苏启公恨得咬牙切齿:“先帝爷糊涂,竟让兵权落入你这阉狗手中,否则这偌大的国家岂有你说话的份!距离咸阳城最近的雍州兵营也远在二百多里之外,他们今日就是长上翅膀也难赶来救你。”
话音未落,秦青景一挥手:“放箭!”
“且慢。”谢必安慢慢悠悠坐在金丝楠的首位呷了口茶,又招招手让秦章仪坐他怀里。
“怎么?”苏启公道:“你可想好投降了?”
他从粉翠玉盘里拈起一粒葡萄细细剥开,喂怀中美人吃下,这才不疾不徐细细数道:“苏启公一家一百三十口人,王政仁一家六十五口人,还有背后的京兆尹步庆云一家五十三口,秦青景皇四子一家和他们的母妃陆贵妃,你们赌一把是我杀他们快,还是你们杀我快?”
王政仁眉心狠狠一跳,问道:“你这是什么意思?”
秦章仪双臂环住谢必安的脖颈,咯咯笑道:“你还没弄明白啊?就这水平还是辅政大臣?你们说雍州距此二百多里不假,可若是提前进军出发呢?”
话音未落,一红袍将军带领数千精兵在外吼道:“千岁大人,属下已将乱贼府邸包围,您一声令下,属下便让其人头落地。”
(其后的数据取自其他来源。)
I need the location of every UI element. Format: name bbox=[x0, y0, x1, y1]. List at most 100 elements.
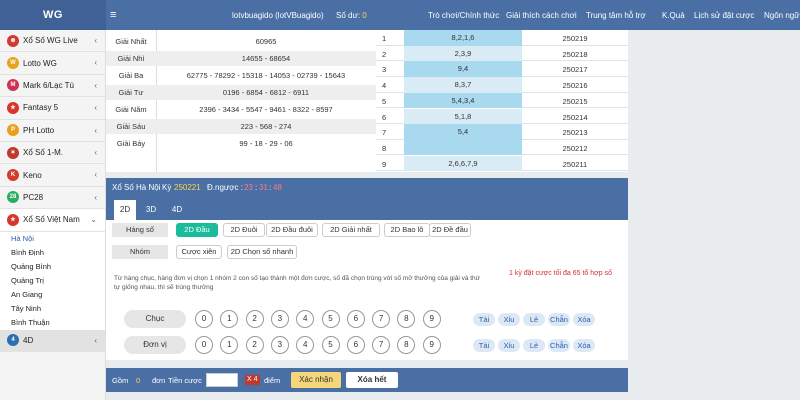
stat-row: 6 5,1,8 250214 bbox=[376, 108, 628, 124]
quick-select-button[interactable]: Tài bbox=[473, 312, 495, 326]
digit-ball[interactable]: 1 bbox=[220, 336, 239, 354]
digit-ball[interactable]: 7 bbox=[372, 336, 391, 354]
nav-rules[interactable]: Giải thích cách chơi bbox=[506, 11, 577, 20]
digit-ball[interactable]: 6 bbox=[346, 336, 365, 354]
clear-all-button[interactable]: Xóa hết bbox=[346, 372, 398, 388]
stat-numbers: 5,4,3,4 bbox=[404, 92, 522, 109]
nav-support[interactable]: Trung tâm hỗ trợ bbox=[586, 11, 646, 20]
sidebar-item-2[interactable]: M Mark 6/Lạc Tú ‹ bbox=[0, 74, 105, 98]
logo[interactable]: WG bbox=[0, 0, 106, 30]
sidebar-item-4d[interactable]: 4 4D ‹ bbox=[0, 329, 105, 352]
stat-row: 1 8,2,1,6 250219 bbox=[376, 30, 628, 46]
sidebar-item-0[interactable]: ⊗ Xổ Số WG Live ‹ bbox=[0, 30, 105, 53]
tab-2d[interactable]: 2D bbox=[114, 200, 136, 220]
chevron-left-icon: ‹ bbox=[94, 125, 97, 135]
digit-ball[interactable]: 0 bbox=[195, 310, 213, 328]
stat-row: 5 5,4,3,4 250215 bbox=[376, 92, 628, 109]
prize-label: Giải Nhất bbox=[115, 37, 147, 46]
bet-type-option[interactable]: 2D Giải nhất bbox=[322, 223, 380, 237]
game-title: Xổ Số Hà Nội bbox=[112, 183, 161, 192]
sidebar-item-label: Xổ Số Việt Nam bbox=[23, 215, 80, 225]
game-logo-icon: 28 bbox=[7, 191, 19, 204]
sidebar-subitem-3[interactable]: Quảng Trị bbox=[0, 273, 105, 288]
quick-select-button[interactable]: Xỉu bbox=[498, 338, 520, 352]
chevron-left-icon: ‹ bbox=[94, 80, 97, 90]
stat-period: 250216 bbox=[562, 81, 588, 91]
stat-period: 250214 bbox=[562, 112, 588, 122]
bet-type-option[interactable]: 2D Đuôi bbox=[223, 223, 265, 237]
sidebar-subitem-1[interactable]: Bình Định bbox=[0, 245, 105, 260]
digit-ball[interactable]: 5 bbox=[321, 310, 340, 328]
sidebar-subitem-6[interactable]: Bình Thuận bbox=[0, 315, 105, 330]
quick-select-button[interactable]: Xóa bbox=[573, 312, 595, 326]
quick-select-button[interactable]: Lẻ bbox=[523, 312, 545, 326]
menu-icon[interactable]: ≡ bbox=[110, 9, 116, 21]
digit-ball[interactable]: 8 bbox=[397, 310, 416, 328]
digit-ball[interactable]: 2 bbox=[245, 310, 264, 328]
nav-bet-history[interactable]: Lịch sử đặt cược bbox=[694, 11, 754, 20]
sidebar-item-8[interactable]: ★ Xổ Số Việt Nam ⌄ bbox=[0, 209, 105, 232]
digit-ball[interactable]: 5 bbox=[321, 336, 340, 354]
bet-group-option[interactable]: Cược xiên bbox=[176, 245, 222, 259]
digit-ball[interactable]: 0 bbox=[195, 336, 213, 354]
bet-type-option[interactable]: 2D Đầu đuôi bbox=[266, 223, 318, 237]
stat-numbers: 2,6,6,7,9 bbox=[404, 155, 522, 172]
stat-index: 9 bbox=[382, 159, 387, 169]
stat-index: 1 bbox=[382, 34, 387, 43]
prize-row: Giải Tư 0196 - 6854 - 6812 - 6911 bbox=[106, 85, 376, 100]
tab-3d[interactable]: 3D bbox=[140, 200, 162, 220]
prize-value: 2396 - 3434 - 5547 - 9461 - 8322 - 8597 bbox=[199, 105, 333, 114]
sidebar-subitem-2[interactable]: Quảng Bình bbox=[0, 259, 105, 274]
nav-results[interactable]: K.Quả bbox=[662, 11, 685, 20]
nav-games[interactable]: Trò chơi/Chính thức bbox=[428, 11, 499, 20]
digit-ball[interactable]: 6 bbox=[346, 310, 365, 328]
sidebar-item-3[interactable]: ★ Fantasy 5 ‹ bbox=[0, 97, 105, 120]
quick-select-button[interactable]: Tài bbox=[473, 338, 495, 352]
sidebar-item-1[interactable]: W Lotto WG ‹ bbox=[0, 52, 105, 75]
digit-ball[interactable]: 1 bbox=[220, 310, 239, 328]
sidebar-item-6[interactable]: K Keno ‹ bbox=[0, 164, 105, 187]
sidebar-item-5[interactable]: ✶ Xổ Số 1-M. ‹ bbox=[0, 141, 105, 165]
bet-type-option[interactable]: 2D Bao lô bbox=[384, 223, 430, 237]
digit-ball[interactable]: 9 bbox=[422, 310, 441, 328]
quick-select-button[interactable]: Chẵn bbox=[548, 312, 570, 326]
digit-ball[interactable]: 3 bbox=[270, 336, 289, 354]
bet-group-option[interactable]: 2D Chọn số nhanh bbox=[227, 245, 297, 259]
confirm-button[interactable]: Xác nhận bbox=[291, 372, 341, 388]
prize-label: Giải Năm bbox=[115, 105, 147, 114]
quick-select-button[interactable]: Xóa bbox=[573, 338, 595, 352]
bet-limit: 1 kỳ đặt cược tối đa 65 tổ hợp số bbox=[509, 270, 612, 277]
amount-input[interactable] bbox=[206, 373, 238, 387]
sidebar-subitem-5[interactable]: Tây Ninh bbox=[0, 301, 105, 316]
sidebar-item-label: Xổ Số 1-M. bbox=[23, 148, 64, 158]
quick-select-button[interactable]: Lẻ bbox=[523, 338, 545, 352]
bet-type-option[interactable]: 2D Đề đầu bbox=[429, 223, 471, 237]
sidebar-subitem-0[interactable]: Hà Nội bbox=[0, 231, 105, 246]
digit-ball[interactable]: 4 bbox=[296, 310, 315, 328]
sidebar-item-4[interactable]: P PH Lotto ‹ bbox=[0, 119, 105, 142]
prize-value: 60965 bbox=[255, 37, 277, 46]
countdown-sep: : bbox=[255, 183, 258, 192]
sidebar-subitem-4[interactable]: An Giang bbox=[0, 287, 105, 302]
stat-numbers: 8,3,7 bbox=[404, 77, 522, 93]
game-logo-icon: P bbox=[7, 124, 19, 137]
game-logo-icon: ✶ bbox=[7, 146, 19, 159]
quick-select-button[interactable]: Chẵn bbox=[548, 338, 570, 352]
digit-ball[interactable]: 8 bbox=[397, 336, 416, 354]
nav-language[interactable]: Ngôn ngữ bbox=[764, 11, 800, 20]
stat-index: 4 bbox=[382, 81, 387, 91]
stat-index: 6 bbox=[382, 112, 387, 122]
sidebar-item-7[interactable]: 28 PC28 ‹ bbox=[0, 186, 105, 210]
game-logo-icon: ★ bbox=[7, 213, 19, 226]
digit-ball[interactable]: 7 bbox=[372, 310, 391, 328]
quick-select-button[interactable]: Xỉu bbox=[498, 312, 520, 326]
digit-ball[interactable]: 4 bbox=[296, 336, 315, 354]
digit-ball[interactable]: 2 bbox=[245, 336, 264, 354]
prize-row: Giải Ba 62775 - 78292 - 15318 - 14053 - 0… bbox=[106, 68, 376, 83]
stat-period: 250212 bbox=[562, 143, 588, 153]
digit-ball[interactable]: 9 bbox=[422, 336, 441, 354]
prize-label: Giải Bảy bbox=[116, 139, 146, 148]
bet-type-option[interactable]: 2D Đầu bbox=[176, 223, 218, 237]
digit-ball[interactable]: 3 bbox=[270, 310, 289, 328]
tab-4d[interactable]: 4D bbox=[166, 200, 188, 220]
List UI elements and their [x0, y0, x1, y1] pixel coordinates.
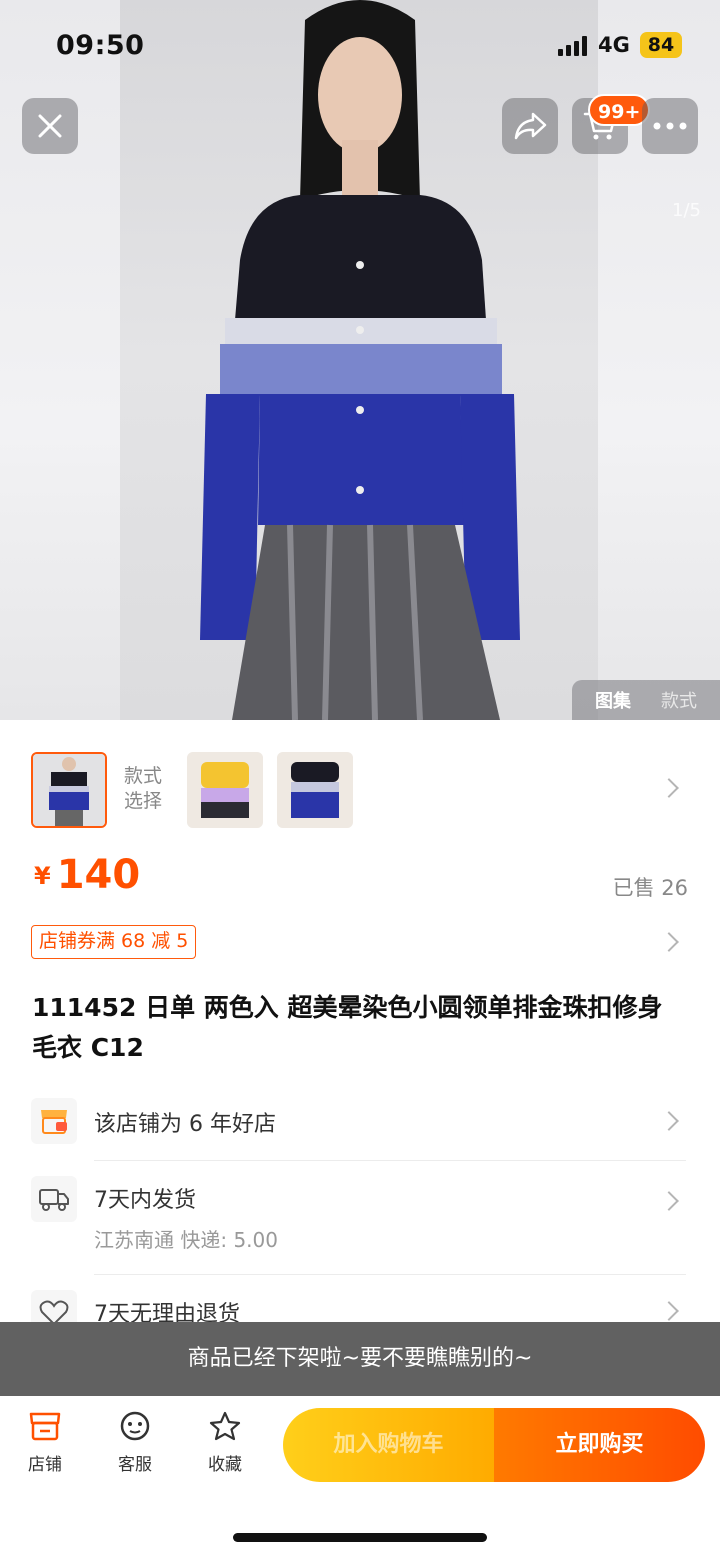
- variant-thumb-model[interactable]: [31, 752, 107, 828]
- tab-styles[interactable]: 款式: [661, 687, 697, 713]
- nav-service-label: 客服: [118, 1455, 152, 1475]
- share-icon: [514, 112, 547, 140]
- buy-now-button[interactable]: 立即购买: [494, 1408, 705, 1482]
- chevron-right-icon: [659, 1191, 679, 1211]
- network-type: 4G: [598, 33, 630, 57]
- tab-gallery[interactable]: 图集: [595, 687, 631, 713]
- chevron-right-icon: [659, 1111, 679, 1131]
- product-title: 111452 日单 两色入 超美晕染色小圆领单排金珠扣修身毛衣 C12: [32, 993, 663, 1062]
- variant-thumb-yellow[interactable]: [187, 752, 263, 828]
- nav-favorite[interactable]: 收藏: [190, 1410, 260, 1475]
- nav-favorite-label: 收藏: [208, 1455, 242, 1475]
- divider: [94, 1274, 686, 1275]
- variant-image: [33, 754, 105, 826]
- add-to-cart-button[interactable]: 加入购物车: [283, 1408, 494, 1482]
- more-icon: [653, 122, 687, 130]
- return-policy-text: 7天无理由退货: [94, 1302, 240, 1322]
- product-image-gallery[interactable]: 09:50 4G 84 99+ 1/5 图集 款式: [0, 0, 720, 720]
- sold-count: 已售 26: [612, 876, 688, 900]
- signal-icon: [558, 36, 587, 56]
- variant-selector-label: 款式选择: [124, 765, 163, 812]
- shipping-origin-fee: 江苏南通 快递: 5.00: [94, 1228, 278, 1252]
- chevron-right-icon[interactable]: [659, 932, 679, 952]
- return-policy-row[interactable]: 7天无理由退货: [0, 1288, 720, 1322]
- shop-rating-row[interactable]: 该店铺为 6 年好店: [0, 1096, 720, 1156]
- shipping-row[interactable]: 7天内发货 江苏南通 快递: 5.00: [0, 1174, 720, 1264]
- variant-thumb-blue[interactable]: [277, 752, 353, 828]
- price-currency: ¥: [34, 862, 51, 890]
- close-icon: [38, 114, 62, 138]
- gallery-tabs: 图集 款式: [572, 680, 720, 720]
- shop-icon: [29, 1412, 61, 1441]
- purchase-actions: 加入购物车 立即购买: [283, 1408, 705, 1482]
- shipping-time: 7天内发货: [94, 1188, 196, 1213]
- close-button[interactable]: [22, 98, 78, 154]
- shop-icon: [31, 1098, 77, 1144]
- divider: [94, 1160, 686, 1161]
- price: ¥140: [34, 852, 140, 898]
- heart-icon: [31, 1290, 77, 1322]
- chevron-right-icon: [659, 778, 679, 798]
- nav-shop[interactable]: 店铺: [10, 1410, 80, 1475]
- truck-icon: [31, 1176, 77, 1222]
- shop-rating-text: 该店铺为 6 年好店: [94, 1112, 276, 1137]
- chevron-right-icon: [659, 1301, 679, 1321]
- image-page-indicator: 1/5: [672, 200, 701, 221]
- shop-coupon-badge[interactable]: 店铺券满 68 减 5: [31, 925, 197, 959]
- share-button[interactable]: [502, 98, 558, 154]
- variant-selector[interactable]: 款式选择: [0, 740, 720, 836]
- status-bar: 09:50 4G 84: [0, 0, 720, 90]
- bottom-action-bar: 店铺 客服 收藏 加入购物车 立即购买: [0, 1396, 720, 1558]
- home-indicator[interactable]: [233, 1533, 487, 1542]
- delisted-toast: 商品已经下架啦~要不要瞧瞧别的~: [0, 1322, 720, 1396]
- battery-indicator: 84: [640, 32, 682, 58]
- star-icon: [209, 1411, 241, 1441]
- nav-shop-label: 店铺: [28, 1455, 62, 1475]
- variant-image: [277, 752, 353, 828]
- price-amount: 140: [56, 852, 141, 898]
- status-time: 09:50: [56, 30, 145, 61]
- variant-image: [187, 752, 263, 828]
- more-button[interactable]: [642, 98, 698, 154]
- customer-service-icon: [120, 1411, 150, 1441]
- nav-customer-service[interactable]: 客服: [100, 1410, 170, 1475]
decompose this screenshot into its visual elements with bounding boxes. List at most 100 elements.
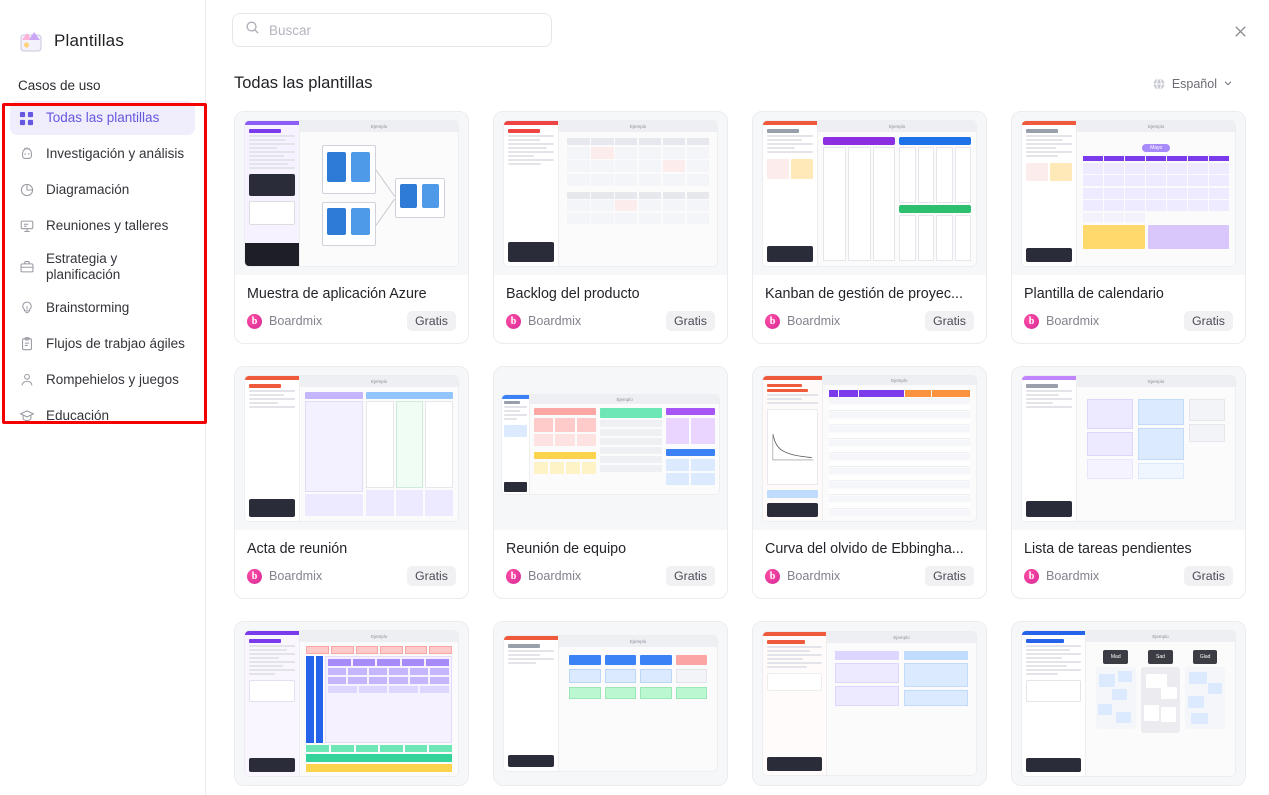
template-thumbnail: Ejemplo: [753, 622, 986, 785]
people-icon: [18, 372, 35, 389]
card-body: Muestra de aplicación Azure b Boardmix G…: [235, 275, 468, 343]
thumb-header-label: Ejemplo: [1077, 376, 1235, 387]
template-thumbnail: Ejemplo: [1012, 367, 1245, 530]
sidebar-item-label: Diagramación: [46, 182, 130, 198]
close-icon[interactable]: [1229, 20, 1251, 42]
topbar: [206, 0, 1269, 60]
thumb-header-label: Ejemplo: [300, 376, 458, 387]
template-card[interactable]: Ejemplo Mayo Plantilla de calendario b B…: [1011, 111, 1246, 344]
sidebar-item-estrategia-y-planificacion[interactable]: Estrategia y planificación: [10, 245, 195, 289]
sidebar-item-label: Flujos de trabjao ágiles: [46, 336, 185, 352]
boardmix-logo-icon: b: [765, 568, 780, 584]
sidebar-item-reuniones-y-talleres[interactable]: Reuniones y talleres: [10, 209, 195, 243]
card-title: Acta de reunión: [247, 541, 348, 557]
sidebar-item-brainstorming[interactable]: Brainstorming: [10, 291, 195, 325]
research-icon: [18, 146, 35, 163]
template-card[interactable]: Ejemplo: [752, 621, 987, 786]
card-body: Curva del olvido de Ebbingha... b Boardm…: [753, 530, 986, 598]
sidebar-item-label: Brainstorming: [46, 300, 130, 316]
column-label-sad: Sad: [1148, 650, 1173, 664]
search-icon: [245, 20, 260, 40]
sidebar-item-investigacion-y-analisis[interactable]: Investigación y análisis: [10, 137, 195, 171]
template-thumbnail: Ejemplo: [494, 367, 727, 530]
template-card[interactable]: Ejemplo: [234, 111, 469, 344]
author-name: Boardmix: [1046, 569, 1100, 583]
card-meta: b Boardmix Gratis: [247, 311, 456, 331]
template-card[interactable]: Ejemplo: [752, 111, 987, 344]
presentation-icon: [18, 218, 35, 235]
template-thumbnail: Ejemplo Mayo: [1012, 112, 1245, 275]
search-box[interactable]: [232, 13, 552, 47]
card-author: b Boardmix: [765, 313, 841, 329]
card-title: Kanban de gestión de proyec...: [765, 286, 963, 302]
price-badge: Gratis: [1183, 311, 1233, 331]
sidebar-nav: Todas las plantillas Investigación y aná…: [0, 101, 205, 433]
column-label-glad: Glad: [1192, 650, 1218, 664]
grid-icon: [18, 110, 35, 127]
template-card[interactable]: Ejemplo Mad Sad Glad: [1011, 621, 1246, 786]
template-card[interactable]: Ejemplo: [493, 111, 728, 344]
price-badge: Gratis: [924, 311, 974, 331]
lightbulb-icon: [18, 300, 35, 317]
content-header: Todas las plantillas Español: [206, 60, 1269, 93]
card-body: Kanban de gestión de proyec... b Boardmi…: [753, 275, 986, 343]
price-badge: Gratis: [1183, 566, 1233, 586]
card-body: Backlog del producto b Boardmix Gratis: [494, 275, 727, 343]
price-badge: Gratis: [665, 311, 715, 331]
sidebar-item-flujos-de-trabajo-agiles[interactable]: Flujos de trabjao ágiles: [10, 327, 195, 361]
boardmix-logo-icon: b: [247, 313, 262, 329]
card-author: b Boardmix: [1024, 568, 1100, 584]
card-author: b Boardmix: [247, 568, 323, 584]
thumb-header-label: Ejemplo: [1085, 631, 1235, 642]
card-meta: b Boardmix Gratis: [506, 566, 715, 586]
main-panel: Todas las plantillas Español: [206, 0, 1269, 795]
template-card[interactable]: Ejemplo: [234, 366, 469, 599]
sidebar-item-rompehielos-y-juegos[interactable]: Rompehielos y juegos: [10, 363, 195, 397]
calendar-month-label: Mayo: [1142, 144, 1171, 152]
language-selector[interactable]: Español: [1152, 77, 1233, 91]
card-author: b Boardmix: [506, 568, 582, 584]
sidebar-item-todas-las-plantillas[interactable]: Todas las plantillas: [10, 101, 195, 135]
thumb-header-label: Ejemplo: [1077, 121, 1235, 132]
brand-title: Plantillas: [54, 31, 125, 50]
boardmix-logo-icon: b: [1024, 313, 1039, 329]
author-name: Boardmix: [269, 569, 323, 583]
template-card[interactable]: Ejemplo: [493, 621, 728, 786]
column-label-mad: Mad: [1103, 650, 1129, 664]
thumb-header-label: Ejemplo: [822, 376, 976, 385]
template-card[interactable]: Ejemplo: [234, 621, 469, 786]
author-name: Boardmix: [528, 569, 582, 583]
template-thumbnail: Ejemplo Mad Sad Glad: [1012, 622, 1245, 785]
clipboard-icon: [18, 336, 35, 353]
author-name: Boardmix: [787, 314, 841, 328]
graduation-cap-icon: [18, 408, 35, 425]
template-thumbnail: Ejemplo: [235, 367, 468, 530]
template-card[interactable]: Ejemplo: [493, 366, 728, 599]
template-card[interactable]: Ejemplo: [752, 366, 987, 599]
section-label: Casos de uso: [18, 78, 101, 93]
template-thumbnail: Ejemplo: [494, 622, 727, 785]
templates-icon: [18, 28, 44, 54]
boardmix-logo-icon: b: [247, 568, 262, 584]
template-thumbnail: Ejemplo: [753, 112, 986, 275]
sidebar-item-label: Estrategia y planificación: [46, 251, 121, 282]
thumb-header-label: Ejemplo: [818, 121, 976, 132]
sidebar-item-educacion[interactable]: Educación: [10, 399, 195, 433]
card-body: Reunión de equipo b Boardmix Gratis: [494, 530, 727, 598]
template-card[interactable]: Ejemplo: [1011, 366, 1246, 599]
card-author: b Boardmix: [765, 568, 841, 584]
search-input[interactable]: [269, 22, 539, 38]
sidebar-item-diagramacion[interactable]: Diagramación: [10, 173, 195, 207]
sidebar-item-label: Todas las plantillas: [46, 110, 160, 126]
sidebar-item-label: Investigación y análisis: [46, 146, 185, 162]
price-badge: Gratis: [924, 566, 974, 586]
author-name: Boardmix: [1046, 314, 1100, 328]
author-name: Boardmix: [787, 569, 841, 583]
card-title: Reunión de equipo: [506, 541, 627, 557]
boardmix-logo-icon: b: [1024, 568, 1039, 584]
thumb-header-label: Ejemplo: [300, 631, 458, 642]
template-thumbnail: Ejemplo: [235, 112, 468, 275]
boardmix-logo-icon: b: [506, 313, 521, 329]
page-title: Todas las plantillas: [234, 74, 373, 92]
template-thumbnail: Ejemplo: [753, 367, 986, 530]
“谢必安,你别乱来!”苏启公气得脸色涨红:“你…我等朝廷肱股之臣,国之重器,一家老小岂容你说杀就杀,说斩就斩!”
谢必安专心致志低头剥葡萄,闻言头都不抬道:“你家十五房小妾才为你诞下唯一儿子,你只怕有多舍不得呢。”说罢忽的沉声道:“还不让你的人退下?”
局势顿时反转,一行人面露难色,强弱渐渐明晰,此刻身家性命都捏在谢必安手上,怕是不从也得从了。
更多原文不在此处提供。